2) Animation helps share ideas through widely spread gifs and memes
Is there anything in our present day and age that spreads faster than a meme? Yes, a general sense of world weary cynicism, but besides that. Gifs, at one point the old-school clipart-esque joke of the internet, have in recent years become the little animated image format that could. Supported by most major social networks and sharing websites, a gif’s main purpose nowadays is virality. As Jason Eppink writes for the Journal Of Visual Culture, “a successful GIF is one that is shared, eclipsing its creator to become an essential part of a cultural conversation”.
So why, out of the many image and video formats, did the internet embrace the gif as their meme-sharing god? It seems the humble gif hits a sweet mix of 90s nostalgia, eye-catching visual media, and ultra short-form content. In other words, it’s the ideal easily consumable format for an age of wistful 90s kids who remember the early days of the internet with a heady mixture of fondness and satire.
3) Animation is a vital modelling tool of modern STEM fields
Beyond the scope of advertising and education, animation is used in plotting ideas, developing plans and helping predict outcomes in daily life. Just a few jobs off the top of my head which employ the services of animation to model or test ideas: architecture, civil planning, engineering of all kinds, environmental planning, urban planning, physics modelling, space exploration, real estate, meteorology, biology, medicine, forensics, aviation, and weather forecasting.
Almost anything in the fields of science, technology, engineering or mathematics can use animated models to project ideas that haven’t been constructed yet (architectural simulations, city planning, vehicle development), require exact mathematical specifications (space travel, bridge building), or would be difficult or impossible to capture on film (wind speeds and directions, molecules, crimes without video evidence).
4) Animation is an approachable way to present difficult or gruesome topics
There are some things that are simply more tasteful to present in a cartoony way. Medical terms, bodily functions, even death itself can be easily abbreviated into a non-threatening icon.
A simpler example can be found in the humble emoji. Imagine this guy in live-action. Call me a high-class snob but pass pass pass pass pass.
5) Animation helps describe big ideas in an easy-to-grasp way
It’s a point I’ve brought up before amidst singing the praises of explainer videos: animation is a great simplifier. Not to confuse simple with simplistic – making something simplistic is to underestimate the intelligence of the audience, but making something simple, something easy to understand, is an art.
Icons and graphics are used represent larger ideas very quickly, because coded visuals give our brains the information it needs based on context. A lightbulb flickering on means energy – a lightbulb above a head means an idea – a lightbulb fizzing out means our character hasn’t paid the electricity bill.

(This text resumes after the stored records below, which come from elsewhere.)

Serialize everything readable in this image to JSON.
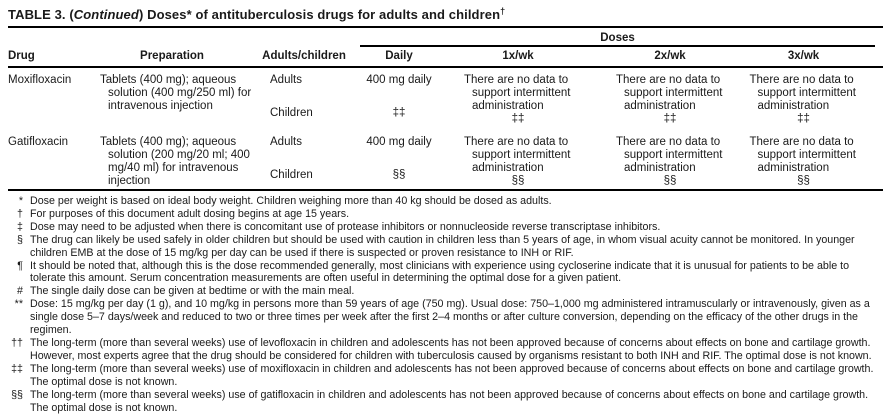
{
  "title": {
    "part1": "TABLE 3. (",
    "continued": "Continued",
    "part2": ") Doses* of antituberculosis drugs for adults and children",
    "superscript": "†"
  },
  "header": {
    "doses_group": "Doses",
    "columns": [
      "Drug",
      "Preparation",
      "Adults/children",
      "Daily",
      "1x/wk",
      "2x/wk",
      "3x/wk"
    ]
  },
  "rows": [
    {
      "drug": "Moxifloxacin",
      "preparation": "Tablets (400 mg); aqueous solution (400 mg/250 ml) for intravenous injection",
      "adults_label": "Adults",
      "children_label": "Children",
      "daily_adults": "400 mg daily",
      "daily_children": "‡‡",
      "wk1_adults": "There are no data to support intermittent administration",
      "wk1_children": "‡‡",
      "wk2_adults": "There are no data to support intermittent administration",
      "wk2_children": "‡‡",
      "wk3_adults": "There are no data to support intermittent administration",
      "wk3_children": "‡‡"
    },
    {
      "drug": "Gatifloxacin",
      "preparation": "Tablets (400 mg); aqueous solution (200 mg/20 ml; 400 mg/40 ml) for intravenous injection",
      "adults_label": "Adults",
      "children_label": "Children",
      "daily_adults": "400 mg daily",
      "daily_children": "§§",
      "wk1_adults": "There are no data to support intermittent administration",
      "wk1_children": "§§",
      "wk2_adults": "There are no data to support intermittent administration",
      "wk2_children": "§§",
      "wk3_adults": "There are no data to support intermittent administration",
      "wk3_children": "§§"
    }
  ],
  "footnotes": [
    {
      "symbol": "*",
      "text": "Dose per weight is based on ideal body weight. Children weighing more than 40 kg should be dosed as adults."
    },
    {
      "symbol": "†",
      "text": "For purposes of this document adult dosing begins at age 15 years."
    },
    {
      "symbol": "‡",
      "text": "Dose may need to be adjusted when there is concomitant use of protease inhibitors or nonnucleoside reverse transcriptase inhibitors."
    },
    {
      "symbol": "§",
      "text": "The drug can likely be used safely in older children but should be used with caution in children less than 5 years of age, in whom visual acuity cannot be monitored. In younger children EMB at the dose of 15 mg/kg per day can be used if there is suspected or proven resistance to INH or RIF."
    },
    {
      "symbol": "¶",
      "text": "It should be noted that, although this is the dose recommended generally, most clinicians with experience using cycloserine indicate that it is unusual for patients to be able to tolerate this amount. Serum concentration measurements are often useful in determining the optimal dose for a given patient."
    },
    {
      "symbol": "#",
      "text": "The single daily dose can be given at bedtime or with the main meal."
    },
    {
      "symbol": "**",
      "text": "Dose: 15 mg/kg per day (1 g), and 10 mg/kg in persons more than 59 years of age (750 mg). Usual dose: 750–1,000 mg administered intramuscularly or intravenously, given as a single dose 5–7 days/week and reduced to two or three times per week after the first 2–4 months or after culture conversion, depending on the efficacy of the other drugs in the regimen."
    },
    {
      "symbol": "††",
      "text": "The long-term (more than several weeks) use of levofloxacin in children and adolescents has not been approved because of concerns about effects on bone and cartilage growth. However, most experts agree that the drug should be considered for children with tuberculosis caused by organisms resistant to both INH and RIF. The optimal dose is not known."
    },
    {
      "symbol": "‡‡",
      "text": "The long-term (more than several weeks) use of moxifloxacin in children and adolescents has not been approved because of concerns about effects on bone and cartilage growth. The optimal dose is not known."
    },
    {
      "symbol": "§§",
      "text": "The long-term (more than several weeks) use of gatifloxacin in children and adolescents has not been approved because of concerns about effects on bone and cartilage growth. The optimal dose is not known."
    }
  ]
}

Colour symbolism can be much more easily set up and altered in digital animation than in live-action. Want to draw attention to a particular object or character? Paint them with a contrasting colour. Want an exaggerated feeling of sadness in one second flat? Your set can be blue, your text can be blue, and/or even your morose, hunched-over character can be blue. Want to contrast a number of different feelings with colour symbolism? You can do that too.
6) Animation is entertaining
Pure and simple, animation is a totally unique form of entertainment. From movies, to television, to web video and games, animation provides an inspiration that live-action film cannot by presenting the impossible, the otherworldly, or the financially impractical (crowd scenes of aliens playing Quidditch with legs for arms and arms for legs, anyone? …No? Alright, but you’re missing out).